Genesis
Friday, February 22nd, 2008
It’s interesting to note that the scientific phenomenon of a Black Hole is an area of space where the gravitational field is so powerful that nothing can escape after having fallen past the event horizon (boundary past which events can’t ever be observed – that which represents the maximum extent of the particle horizon – the extent of the visible universe. In his book A Brief History of Time, Stephen Hawking describes the Event Horizon as “the point of which light is just barely able to escape.”). The name comes from the fact that even electromagnetic radiation (e.g. light) is unable to escape, rendering the interior invisible, or black.
Besides being undetectable in their own right, black holes are a theoretical construct mostly left as-is by the world since the aptly titled 1979 Disney Classic The Black Hole starring Maximilian Schell, Anthony Perkins, Ernest Borgnine and the voice of Slim Pickens. Apparently director Gary Nelson purposely left the ending ambiguous so as to reinforce the awesome and mysterious nature of the universe. That or the ghost of Walt Disney came to him and told him that spacesuitless humans could survive the pressure and cold of space in a vacuum. It could happen…
Actually, in order to outwit a black hole, I mean to say in order to get out of a really bad situation with evil robots and the disembodied voices of Hollywood stars (Roddy McDowall also appears), your Escape Velocity (the speed it takes you to get the hell out) would have to be greater than the Speed of Light. Einstein explains in his General Theory of Relativity that since nothing we know of actually travels faster than 299,792,458 meters per second, you’re screwed. But what a cool way to die, right? Being ripped apart by the…hold on, we’ll get back to this part.
If Black Holes are undetectable- wait, is this a stupid question?- how does one “detect” them?
First, we know that black holes are once-massive stars that ran out of fuel (hydrogen) after which their own overweight gravity caused it to suck into itself (a rather fun friday night party trick), at a speed faster than light, therefore creating an area marked only by its extreme density and darkness. The fact is that a great majority of these gravitational anomalies have been found to exist at the known centers of galaxies, including our own Milky Way. Woot!
So are black holes slowly sucking everything into the center of galaxies universe-wide? Are we a glass-is-half-empty kind of contracting universe rather than a glass-is-half-full kind of expanding one? Is entropy the governing system of all we know? Is this at all connected to what I perceive to be my receding hairline?
Leave it to Braniac, but back in the 70s, Hawking figured out that, theoretically I should say, due to quantum-mechanical mumbo-jumbo, Black Holes emit radiation. Aptly-dubbed Hawking Radiation, the energy that produces the radiation comes from the mass of the black hole. Ergo black holes, like the nether regions of Polar Bear Club members, are shrinking. The rate of radiation increases as the mass decreases, so the black hole continues to radiate more and more intensely and to shrink more and more rapidly until it collapses, or as I like to think, unsucks on itself, something Marilyn Manson just can’t seem to grasp.

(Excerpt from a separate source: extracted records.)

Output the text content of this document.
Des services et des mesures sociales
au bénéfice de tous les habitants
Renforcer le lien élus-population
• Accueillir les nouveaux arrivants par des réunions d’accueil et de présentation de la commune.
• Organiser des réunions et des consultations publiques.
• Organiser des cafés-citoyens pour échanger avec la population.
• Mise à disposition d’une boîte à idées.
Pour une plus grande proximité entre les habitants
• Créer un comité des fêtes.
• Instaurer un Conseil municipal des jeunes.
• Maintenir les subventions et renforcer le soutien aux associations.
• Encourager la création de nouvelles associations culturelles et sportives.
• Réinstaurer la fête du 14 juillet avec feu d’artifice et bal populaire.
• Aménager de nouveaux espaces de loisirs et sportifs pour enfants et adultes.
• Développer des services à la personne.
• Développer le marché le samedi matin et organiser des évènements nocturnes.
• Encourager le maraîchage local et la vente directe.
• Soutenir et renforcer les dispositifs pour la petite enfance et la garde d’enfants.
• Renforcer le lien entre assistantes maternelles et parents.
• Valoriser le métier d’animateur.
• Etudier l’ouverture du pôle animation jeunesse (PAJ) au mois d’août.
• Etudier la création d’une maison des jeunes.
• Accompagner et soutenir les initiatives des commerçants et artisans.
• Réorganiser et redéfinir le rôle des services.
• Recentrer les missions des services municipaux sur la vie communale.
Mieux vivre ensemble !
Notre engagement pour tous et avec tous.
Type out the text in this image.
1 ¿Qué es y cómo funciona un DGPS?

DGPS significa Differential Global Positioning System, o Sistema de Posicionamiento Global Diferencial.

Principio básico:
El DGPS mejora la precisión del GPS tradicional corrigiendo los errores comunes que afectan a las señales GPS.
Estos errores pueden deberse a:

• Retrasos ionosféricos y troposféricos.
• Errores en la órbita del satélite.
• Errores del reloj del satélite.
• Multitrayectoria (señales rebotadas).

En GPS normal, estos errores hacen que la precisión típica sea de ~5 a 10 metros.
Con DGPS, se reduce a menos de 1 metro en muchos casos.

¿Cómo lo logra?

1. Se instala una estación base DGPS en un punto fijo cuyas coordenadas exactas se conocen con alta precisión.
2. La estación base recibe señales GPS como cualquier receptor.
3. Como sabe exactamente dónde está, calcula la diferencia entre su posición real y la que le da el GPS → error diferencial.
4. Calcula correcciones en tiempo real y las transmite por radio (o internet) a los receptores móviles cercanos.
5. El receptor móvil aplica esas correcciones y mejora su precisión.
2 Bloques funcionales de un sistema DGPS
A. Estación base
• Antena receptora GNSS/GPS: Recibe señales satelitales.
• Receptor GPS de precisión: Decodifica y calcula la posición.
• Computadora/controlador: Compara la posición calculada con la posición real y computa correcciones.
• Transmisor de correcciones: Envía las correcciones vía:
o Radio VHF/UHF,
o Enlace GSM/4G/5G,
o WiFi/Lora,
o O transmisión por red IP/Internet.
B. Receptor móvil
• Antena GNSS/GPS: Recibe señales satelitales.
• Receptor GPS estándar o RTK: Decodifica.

A cool effect of Black Holes is that if you had Liv Tyler waving to you on the Hawaii Luau Beach of the earth and you, studly Ben Affleck you, were slowly flying off toward the Event Horizon of the Black Hole that was World War II, she would be waving to you for the rest of her life and then some, because, due to the dual optical illusion of curved space and the time it takes said light to actually get to her sad cow eyes here on earth, she would never see you cross the threshold of the Black Hole, but merely watch you get tinier and tinier. You though, stud, would actually have been crushed long before you ever reached the Event Horizon, being ripped slowly apart cold and lonely in space long before you reached the Black Hole Singularity (the center of the Black Hole) by gravity worse than any Zero fighter plane piloted by an under-trained and over-amphetamined teenage Kamikaze pilot ever produced while crashing into the sea, earth or otherwise.
So what does all this have to do with Tokyo, Photography, and you? Is life-affirming Film and its antithesis (what is the antithesis of Film…Nonfilm…how could that be? I just blew my mind!), the Black Hole of Film? Nay, starman. Sit your burnt sienna ass down ass down Maxmillian. The fact is that to many of the infinite Afflecks floating through Tokyo-space toward their inevitable doom at the of hands of inescapable Kabukicho Yakuza gravity, the death knell of the Event Horizon represents only one microscopically possible future rather than a fixed boundary. Are we wrong to deny destiny? Are we perverse to fuck with fate? Do we deserve to be hose whipped? Most likely yes, but we may enjoy it. It’s your choice but just so you know, 5 out of 6 theoretical physicists agree, let the Tokyo Beats be your guide to the illimitable and untold cosmogonies Tokyo has to behold. Mahalo.